Des engagements multiples qui lui permettent de rester en prise avec les réalités actuelles de la société et aussi d’évoluer. « Je ne voulais pas devenir une retraitée sclérosée, repliée uniquement sur ce que j’aimais et pensais quand j’étais jeune. Mes engagements associatifs m’ont ouvert de nouveaux horizons et ont fait de moi une citoyenne », constate Marie-France, qui avoue même: « Maintenant, il me serait impensable de ne pas aller voter alors que j’ai souvent omis de le faire durant ma vie professionnelle. »

« Mes petits-enfants adorent que je leur raconte comment était la vie quand j’avais leur âge »

FRANÇOISE GAUDRON

 65 ans, Orléans

Ancienne assistante sociale, qui a terminé sa carrière en tant que cadre en charge des aides au logement dans une caisse d’allocations familiales, Françoise, 65 ans, est à la retraite depuis deux ans. « J’aurais voulu partir avant, mais la décote était telle que, vivant seule, je ne pouvais pas me le permettre. Les deux dernières années ont été particulièrement difficiles, notamment à cause de la réforme mal ficelée des APL et la dématérialisation à marche forcée qui m’obligeaient à faire un travail qui n’était plus en adéquation avec mes valeurs », affirme celle qui a cessé son activité en avril 2020, à la veille du premier confinement.

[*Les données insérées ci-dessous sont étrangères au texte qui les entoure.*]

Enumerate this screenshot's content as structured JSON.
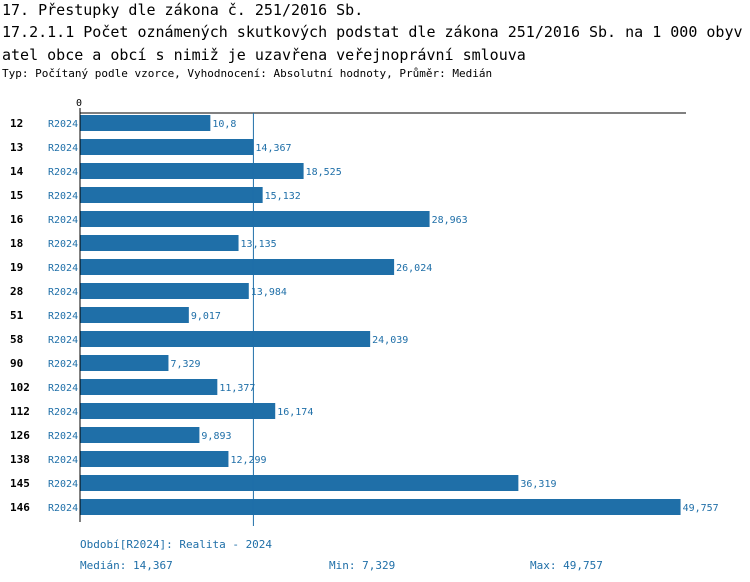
{
  "header": {
    "title": "17. Přestupky dle zákona č. 251/2016 Sb.",
    "chart_title": "17.2.1.1 Počet oznámených skutkových podstat dle zákona 251/2016 Sb. na 1 000 obyvatel obce a obcí s nimiž je uzavřena veřejnoprávní smlouva",
    "subtitle": "Typ: Počítaný podle vzorce, Vyhodnocení: Absolutní hodnoty, Průměr: Medián"
  },
  "chart_data": {
    "type": "bar",
    "orientation": "horizontal",
    "x_min_label": "0",
    "xlim": [
      0,
      50
    ],
    "period_label": "R2024",
    "categories": [
      "12",
      "13",
      "14",
      "15",
      "16",
      "18",
      "19",
      "28",
      "51",
      "58",
      "90",
      "102",
      "112",
      "126",
      "138",
      "145",
      "146"
    ],
    "values": [
      10.8,
      14.367,
      18.525,
      15.132,
      28.963,
      13.135,
      26.024,
      13.984,
      9.017,
      24.039,
      7.329,
      11.377,
      16.174,
      9.893,
      12.299,
      36.319,
      49.757
    ],
    "value_labels": [
      "10,8",
      "14,367",
      "18,525",
      "15,132",
      "28,963",
      "13,135",
      "26,024",
      "13,984",
      "9,017",
      "24,039",
      "7,329",
      "11,377",
      "16,174",
      "9,893",
      "12,299",
      "36,319",
      "49,757"
    ],
    "median": 14.367,
    "bar_color": "#1f6fa8",
    "label_color": "#1f6fa8",
    "median_line_color": "#1f6fa8"
  },
  "footer": {
    "period": "Období[R2024]: Realita - 2024",
    "median": "Medián: 14,367",
    "min": "Min: 7,329",
    "max": "Max: 49,757"
  }
}
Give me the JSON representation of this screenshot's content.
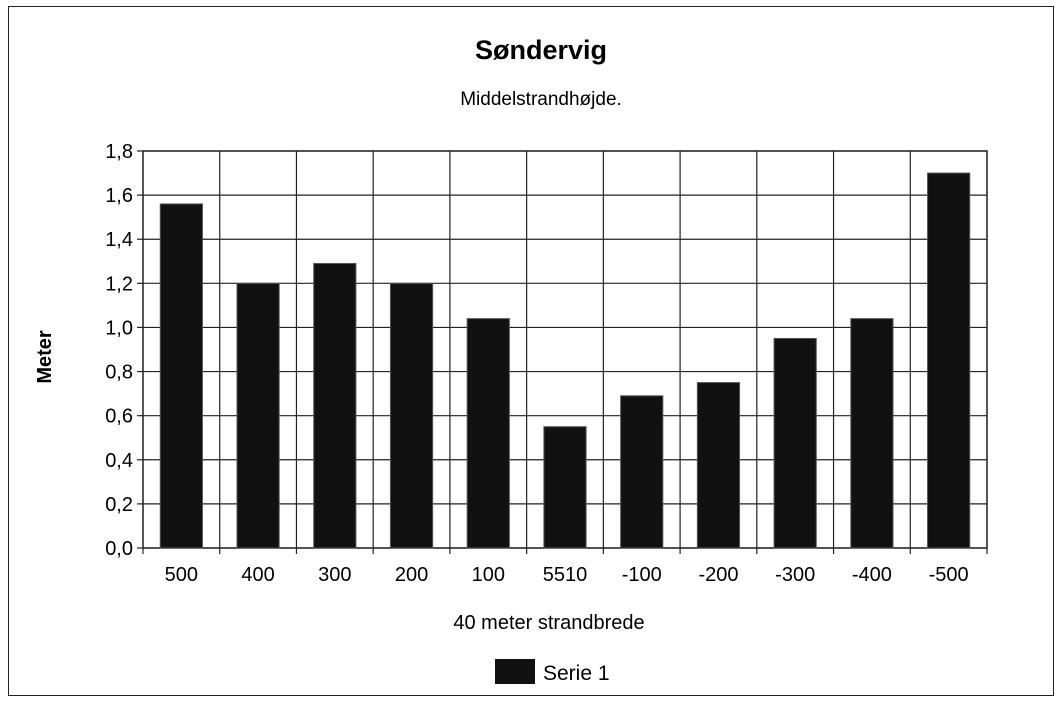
{
  "chart_data": {
    "type": "bar",
    "title": "Søndervig",
    "subtitle": "Middelstrandhøjde.",
    "xlabel": "40 meter strandbrede",
    "ylabel": "Meter",
    "categories": [
      "500",
      "400",
      "300",
      "200",
      "100",
      "5510",
      "-100",
      "-200",
      "-300",
      "-400",
      "-500"
    ],
    "series": [
      {
        "name": "Serie 1",
        "values": [
          1.56,
          1.2,
          1.29,
          1.2,
          1.04,
          0.55,
          0.69,
          0.75,
          0.95,
          1.04,
          1.7
        ]
      }
    ],
    "ylim": [
      0,
      1.8
    ],
    "ytick_step": 0.2,
    "ytick_labels": [
      "0,0",
      "0,2",
      "0,4",
      "0,6",
      "0,8",
      "1,0",
      "1,2",
      "1,4",
      "1,6",
      "1,8"
    ],
    "grid": true,
    "legend_position": "bottom-center",
    "bar_color": "#111111"
  }
}
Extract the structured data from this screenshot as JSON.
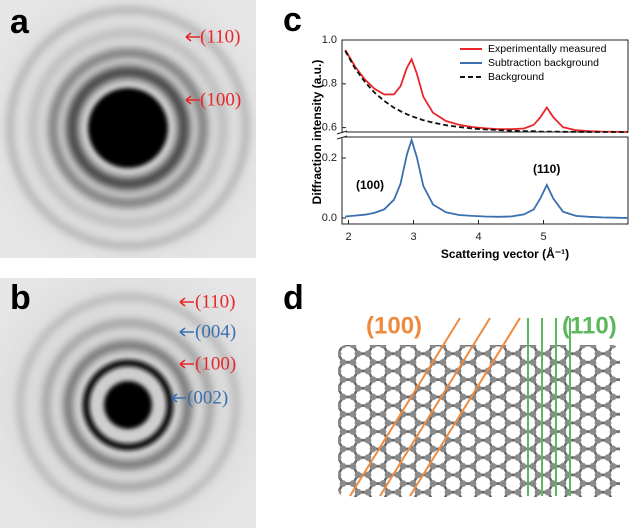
{
  "panels": {
    "a": {
      "label": "a",
      "annotations": [
        "(110)",
        "(100)"
      ]
    },
    "b": {
      "label": "b",
      "annotations": [
        "(110)",
        "(004)",
        "(100)",
        "(002)"
      ]
    },
    "c": {
      "label": "c"
    },
    "d": {
      "label": "d",
      "annotations": [
        "(100)",
        "(110)"
      ]
    }
  },
  "chart_data": [
    {
      "type": "line",
      "ylabel": "Diffraction intensity (a.u.)",
      "x": [
        1.95,
        2.1,
        2.25,
        2.4,
        2.55,
        2.7,
        2.8,
        2.9,
        2.97,
        3.05,
        3.15,
        3.3,
        3.5,
        3.7,
        3.9,
        4.1,
        4.3,
        4.5,
        4.7,
        4.85,
        4.95,
        5.05,
        5.15,
        5.3,
        5.5,
        5.7,
        5.9,
        6.1,
        6.3
      ],
      "xlim": [
        1.9,
        6.3
      ],
      "ylim": [
        0.58,
        1.0
      ],
      "yticks": [
        0.6,
        0.8,
        {
          "value": 1.0,
          "label": "1.0"
        }
      ],
      "legend": "upper right",
      "series": [
        {
          "name": "Experimentally measured",
          "color": "#e8262a",
          "style": "solid",
          "values": [
            0.955,
            0.879,
            0.82,
            0.777,
            0.751,
            0.752,
            0.789,
            0.874,
            0.912,
            0.847,
            0.741,
            0.668,
            0.63,
            0.613,
            0.603,
            0.597,
            0.593,
            0.593,
            0.596,
            0.613,
            0.647,
            0.692,
            0.647,
            0.602,
            0.588,
            0.584,
            0.582,
            0.581,
            0.58
          ]
        },
        {
          "name": "Subtraction background",
          "color": "#3a6fb0",
          "style": "solid",
          "legend_only": true
        },
        {
          "name": "Background",
          "color": "#111111",
          "style": "dashed",
          "values": [
            0.95,
            0.871,
            0.809,
            0.76,
            0.722,
            0.691,
            0.675,
            0.661,
            0.652,
            0.644,
            0.634,
            0.623,
            0.611,
            0.603,
            0.596,
            0.592,
            0.589,
            0.586,
            0.584,
            0.584,
            0.582,
            0.582,
            0.582,
            0.581,
            0.581,
            0.58,
            0.58,
            0.58,
            0.58
          ]
        }
      ]
    },
    {
      "type": "line",
      "xlabel": "Scattering vector (Å⁻¹)",
      "x": [
        1.95,
        2.1,
        2.25,
        2.4,
        2.55,
        2.7,
        2.8,
        2.9,
        2.97,
        3.05,
        3.15,
        3.3,
        3.5,
        3.7,
        3.9,
        4.1,
        4.3,
        4.5,
        4.7,
        4.85,
        4.95,
        5.05,
        5.15,
        5.3,
        5.5,
        5.7,
        5.9,
        6.1,
        6.3
      ],
      "xlim": [
        1.9,
        6.3
      ],
      "ylim": [
        -0.02,
        0.27
      ],
      "xticks": [
        2,
        3,
        4,
        5
      ],
      "yticks": [
        {
          "value": 0.0,
          "label": "0.0"
        },
        0.2
      ],
      "annotations": [
        "(100)",
        "(110)"
      ],
      "series": [
        {
          "name": "Subtraction background",
          "color": "#3a6fb0",
          "style": "solid",
          "values": [
            0.005,
            0.008,
            0.011,
            0.017,
            0.029,
            0.061,
            0.114,
            0.213,
            0.26,
            0.203,
            0.107,
            0.045,
            0.019,
            0.01,
            0.007,
            0.005,
            0.004,
            0.005,
            0.012,
            0.029,
            0.065,
            0.11,
            0.065,
            0.021,
            0.007,
            0.004,
            0.002,
            0.001,
            0.0
          ]
        }
      ]
    }
  ]
}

Très proche de ses cinq petits-enfants aujourd’hui âgés de 6 à 13 ans, cette grand-mère se réjouissait d’avoir plus de temps pour s’occuper d’eux. Elle ne savait pas à quel point: « Dès que les écoles ont été fermées, mes deux petites-filles de 4 et 5 ans sont venues vivre chez moi. Leur père, pompier de Paris, et leur mère, technicienne de laboratoire, étaient tous deux réquisitionnés, l’un pour transporter des malades du Covid et l’autre pour faire des tests à tour de bras. » Ensuite, ce sont deux de leurs cousins qui sont arrivés. Alors que toute sortie était proscrite, Françoise a déployé des trésors d’inventivité pour les rassurer et les distraire durant cette période difficile. « On faisait des jeux, la cuisine et, surtout, ils et elles adoraient quand je leur racontais comment était la vie quand j’avais leur âge… »

Aux plus grands, elle transmet aussi la mémoire familiale, de sa mère communiste et de son père militant CGT et engagé dans les FFI durant la Seconde Guerre mondiale. « Ainsi, ils développent un rapport plus direct et incarné à l’histoire qu’ils étudient à l’école », explique la dynamique sexagénaire, qui a désormais la charge de ses petits-enfants à chaque période de vacances scolaires. Même si « c’est un sacré budget, surtout avec l’inflation galopante », et que « quand les petits sont là c’est du 24 heures sur 24 », Françoise parvient tout de même à trouver le temps de faire de la gym et a même rejoint l’association les Compagnons bâtisseurs, qui aide les habitants des quartiers populaires à effectuer des travaux de rénovation dans leur habitation. L’occasion de « mettre à profit les compétences en matière de logement acquises durant (sa) vie professionnelle ».